[ExI] Self improvement

Sun Apr 24 15:54:59 UTC 2011

Eugen Leitl wrote:
> On Fri, Apr 22, 2011 at 02:40:28PM -0400, Richard Loosemore wrote:
>> Eugen Leitl wrote:
>>> On Fri, Apr 22, 2011 at 12:17:13PM -0400, Richard Loosemore wrote:
>>>
>>>> The question of whether the AIs would be friendly toward each other 
>>>> is a  matter of design, very much the same as the question of whether 
>>>> or not  they would be good at arithmetic.
>>> The difference is that "friendly" is meaningless until defined.
>>>
>>> Please define "friendly" in formal terms, including context.
>> That is not the difference at all.  It is not possible, and will never  
>> be possible, to define "friendly" in formal terms.  For the same reason  
> 
> We agree.
> 
>> that it is not possible to define "intelligent" in formal terms.
> 
> Yes; but it's irrelevant to the key assumption of people believing
> in guardian agents. Intelligence is as intelligence does, but in
> case of overcritical friendly you have zero error margin, at each 
> interaction step of open-ended evolution on the side of both the 
> guardian and guarded agent populations. There is no "oh well, we'll 
> scrap it and redo it again". Because of this you need a brittle
> definition, which already clashes with overcriticality, which
> by necessity must be robust in order to succeed at all (in order
> to overcome the sterility barreer in absence of enough knowledge
> about where fertile regions start).

This paragraph makes absolutely no sense to me.  Too dense.

>> There are other ways to effect a definition without it being "formal". I 
>> we understand the roots of human motivation, and if we understand the  
> 
> Humans are insufficiently friendly as is. The best you can do is
> to destill the ethics into a small hand-picked "the right stuff"
> tiny subpopulation. This is pretty thin, but I think it's our best
> bet.
> 
>> components of human motivation in such a way that we can differentiate  
>> "empathic" behavior from other kinds, like selfishly aggressive  
>> behavior, then we could discover that (as seems likely) these are  
>> impemented by separable modules in the human brain.
> 
> I'm not sure the brain is sufficiently modular to allow for such
> easy extraction. But this definitely warrants further research.
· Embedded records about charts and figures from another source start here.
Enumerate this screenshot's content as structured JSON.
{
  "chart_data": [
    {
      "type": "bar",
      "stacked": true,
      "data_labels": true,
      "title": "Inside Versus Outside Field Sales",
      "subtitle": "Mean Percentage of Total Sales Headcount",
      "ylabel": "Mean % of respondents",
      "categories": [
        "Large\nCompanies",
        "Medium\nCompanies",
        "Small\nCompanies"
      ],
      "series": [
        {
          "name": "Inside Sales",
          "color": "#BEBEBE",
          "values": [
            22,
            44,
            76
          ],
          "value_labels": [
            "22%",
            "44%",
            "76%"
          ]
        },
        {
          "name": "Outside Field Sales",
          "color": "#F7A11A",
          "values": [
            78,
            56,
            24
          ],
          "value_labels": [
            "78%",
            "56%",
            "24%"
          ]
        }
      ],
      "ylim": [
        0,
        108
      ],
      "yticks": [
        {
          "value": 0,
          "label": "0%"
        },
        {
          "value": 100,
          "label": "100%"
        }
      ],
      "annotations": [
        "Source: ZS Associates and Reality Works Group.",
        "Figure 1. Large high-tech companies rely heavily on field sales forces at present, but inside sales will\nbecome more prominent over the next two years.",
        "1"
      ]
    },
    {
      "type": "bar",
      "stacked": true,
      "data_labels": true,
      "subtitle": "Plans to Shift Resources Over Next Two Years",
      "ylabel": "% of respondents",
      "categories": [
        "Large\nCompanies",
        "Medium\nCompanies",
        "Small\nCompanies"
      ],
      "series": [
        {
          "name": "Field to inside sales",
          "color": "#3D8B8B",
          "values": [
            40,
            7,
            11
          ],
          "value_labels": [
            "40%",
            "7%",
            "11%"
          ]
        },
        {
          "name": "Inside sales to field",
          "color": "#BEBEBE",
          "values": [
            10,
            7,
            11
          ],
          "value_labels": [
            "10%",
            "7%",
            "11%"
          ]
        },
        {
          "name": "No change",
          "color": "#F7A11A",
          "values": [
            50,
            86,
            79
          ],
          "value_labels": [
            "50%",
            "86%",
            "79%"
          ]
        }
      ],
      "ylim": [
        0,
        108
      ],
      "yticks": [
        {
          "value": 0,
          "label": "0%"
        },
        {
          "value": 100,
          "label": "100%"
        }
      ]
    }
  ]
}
It is not really a matter of the brain's modularity.

This is something I have been working on for a very long time, so the 
line of my argument is nowhere near as simple as "find the right brain 
modules and we're done".

The actual argument (which I always have to oversimplify for brevity) is 
that:

1)  In order to understand cognition (not motivation, but tought 
proceses) it is necessary to take an approach that involves multiple, 
simultaneous, dynamic, weak constraint satisfaction (a mouthful: 
basically, a certain type of unusual neural computation).

2)  For theoretical reasons, it is best to have the motivation of such a 
system *decoupled* from the relaxation network..... meaning, that the 
motivation process is not just oe part of the activity involved in 
thinking, its origin lies outside the flow of thought.

3)  The mechanisms of motivation end up looking like a set of bias 
fields or gradients on the relaxation of the cognition process:  so, 
there is a "slope" inherent in the cognition process, and the motivation 
mechanisms raise or lower that slope.  (In fact, it is not one slope: 
it is a set of them, acting along different "dimensions").

4)  This picture of the way that the human mind "ought" to operate 
appears to be consistent with the neuroscience that we know so far.  In 
particular, there do indeed appear to be some distinct centers that 
mediate at least some motivations.

5)  Whether or not the "centers" for the various types of motivation in 
the human brain can be disentangled (that might not be possible, becuase 
they could be physically close together or overlapping), if the general 
principle is correct, then it allows us to build a corresponding 
artificial system in which the distinct sources can be added or omitted 
by design.  Thus, even if they aggression and empathy modules are 
overlapping in the human brain's physiology, they can still be 
disentangled functionally, and one of them can be left out of the AGI 
design.

>> Under those circumstances we would be in a position to investigate the  
>> dynamics of those modules and in the end we could come to be sure that  
>> with that type of design, and with the aggressive modules missing from  
>> the design, a thinking creature would experience all of the empathic  
>> motivations that we so prize in human beings, and not even be aware of  
>> the violent or aggressive motivations.
> 
> You're thinking about de novo, but it might work in people as well. However,
> the idea of engineering (emulated) people to make them superior ethical 
> agents by itself appears on thin ice, even if mutually consensual. There
> definitely lots of dangers involved.

I know not why you say this.  We can only address the specific context 
of the model I am proposing, we cannot just start making general 
statements that "there are definitely lots of dangers".

If I can enough time to work full time on these issues, I would be able 
to write several papers explaining all this in luxurious detail and 
giving experimental evidence.  As it is, I have to work more than full 
time teaching for the next 12 months at least.

Richard Loosemore